Перед тем, как уходить, выбросил из сумы все, что в ней было, наполнил ее олениной и сел рядом с Катей.
— Карабин и шинель оставлю. Если злые люди — попугаешь ружьем. Но не забудь: в стволе ни одного патрона.
Помолчал.
— Не поможет, тогда — шашкой. Больше нечем.
Они обнялись. Катя всхлипнула было на груди Андрея, но тут же взяла себя в руки, пробормотала:
— Скучно времечко, пройди скорей.
Россохатскому до смерти не хотелось уходить одному, он надеялся, что Катя, может быть, передумает, но женщина кинула раздраженно:
— День не стои́т. Нечё тянуть.
Он попытался обнять жену еще раз. Катя отстранилась, нахмурила брови.
— До свиданья, целоваться некогда.
Он понимал ее состояние. Ей было хуже в одиночку, чем ему, и она нарочито сушила слова, боясь разреветься и передумать в последний миг.
Уже совсем собравшись в дорогу, он напился в ручейке, наполнил флягу. Показалось, что в спокойной воде потока его виски отражаются совсем не тем цветом, что борода.
«Волосы будто приморозило, — подумал он без особого волнения. — Побелели».
В следующее мгновение поднялся и, не оборачиваясь, зашагал на юг.
Только теперь, оторвавшись от Кати, он, кажется, до конца понял, чем стала ему в жизни эта грубоватая, невиданно красивая, единственная его женщина.

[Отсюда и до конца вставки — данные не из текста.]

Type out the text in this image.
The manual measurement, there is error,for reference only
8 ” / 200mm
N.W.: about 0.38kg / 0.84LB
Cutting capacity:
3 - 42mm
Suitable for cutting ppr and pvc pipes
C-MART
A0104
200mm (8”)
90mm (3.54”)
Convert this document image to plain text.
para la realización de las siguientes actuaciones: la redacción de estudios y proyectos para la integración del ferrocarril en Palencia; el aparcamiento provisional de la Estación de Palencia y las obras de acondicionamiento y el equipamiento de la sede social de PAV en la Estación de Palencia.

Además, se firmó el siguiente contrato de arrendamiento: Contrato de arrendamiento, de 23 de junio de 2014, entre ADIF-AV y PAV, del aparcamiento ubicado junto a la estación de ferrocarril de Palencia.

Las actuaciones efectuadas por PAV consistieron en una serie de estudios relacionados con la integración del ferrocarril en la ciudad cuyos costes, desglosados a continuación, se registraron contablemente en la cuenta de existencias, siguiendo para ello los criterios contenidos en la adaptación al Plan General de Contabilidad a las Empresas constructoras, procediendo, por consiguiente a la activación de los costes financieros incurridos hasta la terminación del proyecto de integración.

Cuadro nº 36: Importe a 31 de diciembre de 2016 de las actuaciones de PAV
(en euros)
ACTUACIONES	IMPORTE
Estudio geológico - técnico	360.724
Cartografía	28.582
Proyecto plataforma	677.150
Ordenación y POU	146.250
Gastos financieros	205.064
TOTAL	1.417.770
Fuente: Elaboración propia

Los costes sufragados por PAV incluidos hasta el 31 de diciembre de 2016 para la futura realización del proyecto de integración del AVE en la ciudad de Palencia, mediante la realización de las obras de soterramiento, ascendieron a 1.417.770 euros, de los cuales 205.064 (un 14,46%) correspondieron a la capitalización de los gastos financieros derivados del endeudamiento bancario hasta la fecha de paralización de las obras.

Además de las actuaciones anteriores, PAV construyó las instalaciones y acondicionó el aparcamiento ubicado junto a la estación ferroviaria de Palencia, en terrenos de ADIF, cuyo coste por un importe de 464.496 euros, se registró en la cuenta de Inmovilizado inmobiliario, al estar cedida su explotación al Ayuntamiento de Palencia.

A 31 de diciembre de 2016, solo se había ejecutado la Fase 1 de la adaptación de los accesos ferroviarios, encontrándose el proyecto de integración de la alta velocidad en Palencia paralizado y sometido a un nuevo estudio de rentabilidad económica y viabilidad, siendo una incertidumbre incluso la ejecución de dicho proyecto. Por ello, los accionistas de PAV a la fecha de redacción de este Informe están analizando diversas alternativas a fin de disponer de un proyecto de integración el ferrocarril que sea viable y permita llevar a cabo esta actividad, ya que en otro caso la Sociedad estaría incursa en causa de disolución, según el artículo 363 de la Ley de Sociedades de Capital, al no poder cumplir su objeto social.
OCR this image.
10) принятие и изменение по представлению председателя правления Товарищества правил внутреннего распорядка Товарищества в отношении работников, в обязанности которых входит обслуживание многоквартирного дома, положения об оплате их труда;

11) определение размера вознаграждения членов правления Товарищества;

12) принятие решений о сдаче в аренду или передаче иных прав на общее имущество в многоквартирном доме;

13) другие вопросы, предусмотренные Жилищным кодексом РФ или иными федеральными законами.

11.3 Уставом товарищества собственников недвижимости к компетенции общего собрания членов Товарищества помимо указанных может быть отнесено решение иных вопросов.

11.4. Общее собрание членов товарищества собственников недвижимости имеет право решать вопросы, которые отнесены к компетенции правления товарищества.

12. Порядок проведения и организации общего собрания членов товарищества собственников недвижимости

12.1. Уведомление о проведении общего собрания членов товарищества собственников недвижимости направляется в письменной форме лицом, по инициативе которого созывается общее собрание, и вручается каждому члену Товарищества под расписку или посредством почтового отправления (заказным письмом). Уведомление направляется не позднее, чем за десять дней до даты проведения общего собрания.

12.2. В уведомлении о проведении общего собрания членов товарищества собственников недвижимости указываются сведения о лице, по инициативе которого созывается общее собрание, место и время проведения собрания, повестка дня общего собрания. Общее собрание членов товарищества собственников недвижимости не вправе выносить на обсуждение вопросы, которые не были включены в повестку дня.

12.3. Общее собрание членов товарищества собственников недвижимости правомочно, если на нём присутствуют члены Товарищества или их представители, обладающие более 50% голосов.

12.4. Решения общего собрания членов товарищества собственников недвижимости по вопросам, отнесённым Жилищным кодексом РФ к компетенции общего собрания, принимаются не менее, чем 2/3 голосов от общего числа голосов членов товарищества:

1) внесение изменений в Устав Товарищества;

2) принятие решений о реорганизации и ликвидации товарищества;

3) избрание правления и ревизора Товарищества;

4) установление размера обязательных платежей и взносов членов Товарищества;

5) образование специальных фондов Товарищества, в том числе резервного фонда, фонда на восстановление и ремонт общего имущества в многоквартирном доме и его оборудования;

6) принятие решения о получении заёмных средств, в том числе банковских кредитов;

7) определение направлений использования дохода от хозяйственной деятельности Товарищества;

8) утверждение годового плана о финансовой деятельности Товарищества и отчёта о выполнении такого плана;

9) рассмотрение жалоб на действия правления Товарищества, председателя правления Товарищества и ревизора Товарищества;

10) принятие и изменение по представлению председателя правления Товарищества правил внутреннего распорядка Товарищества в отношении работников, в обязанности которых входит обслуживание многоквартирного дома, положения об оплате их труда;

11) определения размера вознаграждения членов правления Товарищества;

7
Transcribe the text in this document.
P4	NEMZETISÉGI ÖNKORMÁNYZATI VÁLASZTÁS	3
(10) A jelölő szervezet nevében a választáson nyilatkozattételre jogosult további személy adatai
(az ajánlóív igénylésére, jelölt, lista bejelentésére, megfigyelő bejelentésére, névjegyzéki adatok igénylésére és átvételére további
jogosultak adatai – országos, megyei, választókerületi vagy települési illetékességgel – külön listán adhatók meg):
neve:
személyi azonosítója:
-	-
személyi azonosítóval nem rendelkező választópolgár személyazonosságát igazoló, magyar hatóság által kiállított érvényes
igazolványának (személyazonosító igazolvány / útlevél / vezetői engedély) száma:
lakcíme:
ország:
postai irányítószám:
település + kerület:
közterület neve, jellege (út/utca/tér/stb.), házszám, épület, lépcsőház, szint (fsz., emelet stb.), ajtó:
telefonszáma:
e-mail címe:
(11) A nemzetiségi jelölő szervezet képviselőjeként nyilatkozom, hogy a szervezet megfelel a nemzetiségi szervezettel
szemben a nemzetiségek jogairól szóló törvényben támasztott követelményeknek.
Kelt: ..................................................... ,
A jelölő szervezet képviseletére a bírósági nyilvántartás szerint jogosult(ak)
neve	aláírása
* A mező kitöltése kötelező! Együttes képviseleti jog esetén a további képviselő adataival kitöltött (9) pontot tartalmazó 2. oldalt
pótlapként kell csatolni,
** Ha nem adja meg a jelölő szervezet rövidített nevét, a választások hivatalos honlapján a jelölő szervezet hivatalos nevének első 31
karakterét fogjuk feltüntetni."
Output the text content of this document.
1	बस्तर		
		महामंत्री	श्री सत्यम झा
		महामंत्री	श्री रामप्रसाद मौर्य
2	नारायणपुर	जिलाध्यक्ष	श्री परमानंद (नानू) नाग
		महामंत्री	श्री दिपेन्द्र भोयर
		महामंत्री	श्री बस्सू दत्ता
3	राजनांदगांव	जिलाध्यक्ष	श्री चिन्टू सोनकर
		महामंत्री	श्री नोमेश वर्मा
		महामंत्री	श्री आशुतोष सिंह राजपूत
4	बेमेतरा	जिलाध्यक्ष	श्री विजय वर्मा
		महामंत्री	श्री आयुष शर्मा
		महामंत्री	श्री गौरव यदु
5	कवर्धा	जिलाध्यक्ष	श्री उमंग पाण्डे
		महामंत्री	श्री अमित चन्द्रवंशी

Он не одолел еще и полуверсты, как почувствовал себя страшно одиноким, всеми заброшенным и забытым.
Внезапно Андрей остановился, как прибитый. К нему от скалы донесся глухой прощальный крик, последнее напутствие Кати. Россохатский в смятении зажал уши ладонями и кинулся по тропе.
Он твердо решил идти без больших привалов, с утра до вечера, добраться до людей, послать их на помощь Кате, а там — хоть под пулю.
Но почти сразу стал задыхаться, с трудом одолевал версту, а то и менее, в час. Однако все шел и шел.
Но река там, впереди, тоже, казалось, движется на юг.
Два дня он выдерживал это нечеловеческое напряжение, а на третий, забравшись в кедровый стланик, скинул суму, свалился и уснул намертво.